A now-disaffected Giselle and family have to work together when a magical accident means Andalasia overlaps with upstate New York. Patchy, padded belated sequel stuffed with duff songs and no real reason to exist. Maya Rudolph has fun as a baddie this time out, and that’s about it.
A year after Lost Bullet, Lino has a chance to get justice for the deaths of his mentor and brother. Amped-up sequel delivering as before in close combat, chases, reversals, and vehicular mayhem. A slightly lighter touch this time: sterling genre (SF and western touches in the mix) entertainment all the same.
The now-adolescent Damien Thorn discovers who he is: and so do others. The others, inevitably, die. More of the same, though with conspiracy and related angles added, if not altogether cohesively integrated. Still, there’s a death every few minutes, and a great Jerry Goldsmith score. The Final Conflict soon followed.
An outlaw warrior helps a princess regain her throne from an evil sorcerer. This self-aware sequel is an improvement from its predecessor, going for swashbuckling laughs and camp in equal measure. No classic, but it’s clear that there is a joke and that the cast and crew are all in on it.
Danny Ocean and crew relocate to Amsterdam, having to steal a Faberge egg to repay a nemesis. Some over-confidence in plotting and approach that might grate, but this is nevertheless a slick, effortless sequel doubling down on the mix of heist comedy and New Wave stylings established in its predecessor.
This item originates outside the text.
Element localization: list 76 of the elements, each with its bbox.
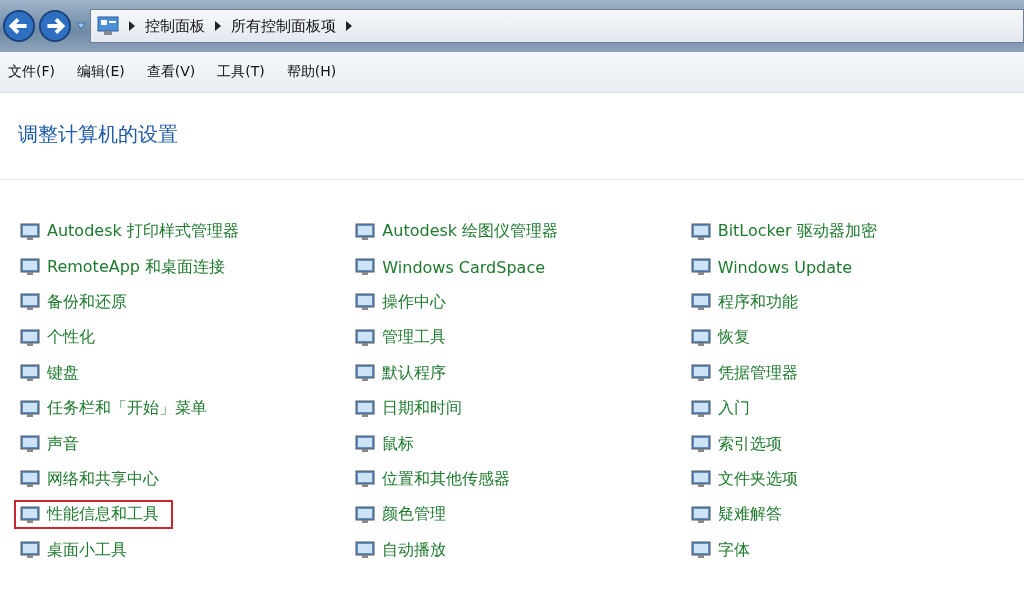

Buster Moon talks himself into trouble mounting a show in a Las Vegas-style resort. Dayglo jukebox animation sequel that doesn’t have the focus of the first flick, but nevertheless delivers jokes, visuals, and a musical palette from Mercury Rev to System of a Down via Prince, Billie Eilish, and The King and I. Something for everyone, pretty much.
Strange and America Chavez travel the multiverse, trying to stop Scarlet Witch attaining a grimoire. Raimi brings superheroic and horror-comedy skillsets to bear on a confident slice of Marvel shenanigans: the format and aesthetics are as restricting as ever, but there’s gleeful moments nevertheless.
25 years after the original Woodsboro killings, a new series of murders. Cheerily meta sequel / reboot / remake, better with the self-aware jokes than with real suspense, despite a couple of inventive moments. Hard to care about the new cast or the murder-mystery element though, which robs the movie of impetus.
A computer games designer discovers he’s in a simulation. Meta belated sequel with some fun ideas about reboots, too much clumsy cod philosophy, and plenty of decent performances. However, poor action staging, awkward recasting of key roles, and weak storytelling undo good intentions.
With Grindelwald rising, Newt Scamander and friends try to stop a war between magicals and muggles. Plot-tastic third instalment of the inconsistent Harry Potterverse prequel series. More fan service this time around, plus a focus on getting the series wrapped up in case the projected Parts 4 and 5 disapparate. Zippy, but for diehards only really.